Kansas State University football players are refusing to participate in any football activities, but it’s not because of any concerns about the coronavirus. No, the football team is boycotting because of a tweet.
The tweet in question was from a Kansas State student. It said, “Congratulations to George Floyd on being drug free for an entire month!”
Of course, the tweet is repulsive and embarrassing. The proper reaction to anyone reading it would be disgust. The players said in a letter, “We are demanding that Kansas State University put a policy in place that allows a student to be dismissed for displaying openly racist, threatening or disrespectful actions toward a student or groups of students.” If not, they won’t play.
But the players have overextended themselves here. First of all, the state university would probably be unable to expel the student without violating the First Amendment. According to Harvard Law professor Mark Tushnet, “A student at a public university making an extremely offensive statement on social media is almost quintessentially the kind of thing that should be protected against sanctioning by public authorities. And sanctioning would include expulsion from a public university.”

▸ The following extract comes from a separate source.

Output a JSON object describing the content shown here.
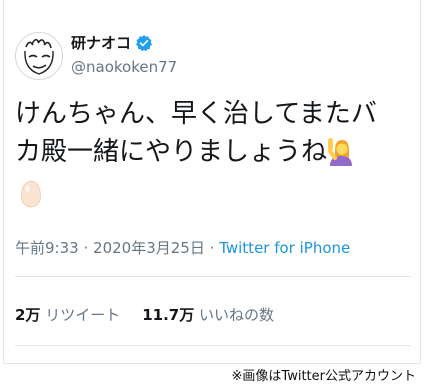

That one moronic tweet could bring down the entire Kansas State football team is a testament to the failures of the university, and it’s one we’ve seen before. The University of Missouri erupted in outrage in 2015-16 over isolated alleged incidents of racism, many of which were dubious and poorly attested to. The resulting rash of protests included the football team’s threat to forfeit a game against Brigham Young University unless the president of the university resigned. The mess of protests that year led to Missouri’s steep drops in enrollment and donations and more than 400 jobs on campus being cut.
It’s too early to tell whether Kansas State will go down that same pit. Once one incident lights the fuse, these protests tend to get out of control quickly. The football team’s demand right out of the gate (a likely unconstitutional punishment on a private student for his opinions) could give way, as it did at Mizzou and at Evergreen State College, to an environment where students feel they can dictate the terms of their education to administrators and faculty. At that point, the school will have failed in its endeavor to prepare students for the real world.
Kansas State isn’t the first university to be put upon by the professional protester class that its faculty has cultivated, and it probably won’t be the last. It’s high time the public evaluated whether these universities are net positives or net negatives for society in their current form.